Effect of ultrasonic surface rolling process on mechanical properties and corrosion resistance of AZ31B Mg alloy

Abstract

Ultrasonic surface rolling process (USRP) is a novel surface nanocrystallization technique based on high frequency impact of tool head. It can generate severe plastic deformation on the surface layer of the material, and greatly enhance the mechanical properties and corrosion resistance of the material. AZ31B Mg alloy was treated by using HK30C ultrasonic surface rolling process (USRP) machine. The effects of different parameters of USRP on surface roughness, microstructure, mechanical properties and corrosion resistance were investigated. The results of the test indicate that the surface roughness is decreased by 91.8% compared with the untreated specimen. Severe plastic deformation in the surface layer of AZ31B Mg alloy is formed by USRP, and the grains in the surfaces layer are remarkably refined. The obvious grain refinement layer is found in surface region of USRPed specimens whose average grain size is 50 times lower than that of the interior grains. The depth of grain refinement layer reaches about 572.71 ± 13.62 μm after USRP. Meanwhile, the surface microhardness is increased by 83.81% compared with inner part. The residual compressive stress, tensile properties, wear resistance and corrosion resistance increase to different degrees after USRP. As the amount of rolling increases, the depth of grain refining layer increases, and the mechanical properties of samples are better.
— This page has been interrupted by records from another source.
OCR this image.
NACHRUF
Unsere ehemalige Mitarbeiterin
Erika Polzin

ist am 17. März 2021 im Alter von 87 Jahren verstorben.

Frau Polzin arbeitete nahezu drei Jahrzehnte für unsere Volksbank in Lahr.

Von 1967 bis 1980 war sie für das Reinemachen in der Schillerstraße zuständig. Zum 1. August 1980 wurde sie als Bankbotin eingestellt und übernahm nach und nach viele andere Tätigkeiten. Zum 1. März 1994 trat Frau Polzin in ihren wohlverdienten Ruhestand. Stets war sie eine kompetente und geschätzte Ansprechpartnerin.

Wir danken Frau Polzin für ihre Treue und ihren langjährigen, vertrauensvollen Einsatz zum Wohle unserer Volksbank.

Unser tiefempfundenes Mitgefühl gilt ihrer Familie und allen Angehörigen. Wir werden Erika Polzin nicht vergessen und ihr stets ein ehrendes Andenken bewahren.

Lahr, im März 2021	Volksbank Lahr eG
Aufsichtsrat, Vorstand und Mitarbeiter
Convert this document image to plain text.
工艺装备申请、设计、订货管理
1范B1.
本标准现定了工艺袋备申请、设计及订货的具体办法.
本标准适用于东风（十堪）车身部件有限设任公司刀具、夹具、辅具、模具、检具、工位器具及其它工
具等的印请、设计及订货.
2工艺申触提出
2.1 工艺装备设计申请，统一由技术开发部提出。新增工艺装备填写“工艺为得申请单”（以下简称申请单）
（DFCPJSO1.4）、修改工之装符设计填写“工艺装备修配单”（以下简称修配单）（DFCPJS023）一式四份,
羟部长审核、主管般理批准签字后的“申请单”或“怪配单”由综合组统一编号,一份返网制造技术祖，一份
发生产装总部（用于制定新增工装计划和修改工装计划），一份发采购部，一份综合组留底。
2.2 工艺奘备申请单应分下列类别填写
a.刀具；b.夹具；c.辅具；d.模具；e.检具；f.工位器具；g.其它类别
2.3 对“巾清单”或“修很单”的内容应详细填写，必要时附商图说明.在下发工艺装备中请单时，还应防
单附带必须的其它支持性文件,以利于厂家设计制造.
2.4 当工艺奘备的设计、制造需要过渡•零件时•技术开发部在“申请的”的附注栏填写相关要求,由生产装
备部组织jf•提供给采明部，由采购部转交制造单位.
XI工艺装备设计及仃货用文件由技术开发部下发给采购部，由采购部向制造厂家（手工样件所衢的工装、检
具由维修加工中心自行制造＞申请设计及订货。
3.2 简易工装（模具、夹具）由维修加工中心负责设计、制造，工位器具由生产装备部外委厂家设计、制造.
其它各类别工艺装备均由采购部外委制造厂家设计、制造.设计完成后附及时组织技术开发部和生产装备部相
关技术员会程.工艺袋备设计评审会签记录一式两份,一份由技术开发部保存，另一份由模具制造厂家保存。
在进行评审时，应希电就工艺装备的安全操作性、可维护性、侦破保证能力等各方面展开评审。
When the amount of rolling is 0.06 mm, compared with the untreated and other treated specimens, it can obtain minimum surface roughness, superior mechanical properties and corrosion resistance, respectively. The surface roughness reduction, surface grain refinement and severe plastic deformation caused by USRP are the main reasons for improving the mechanical properties and corrosion resistance of AZ31B Mg alloy.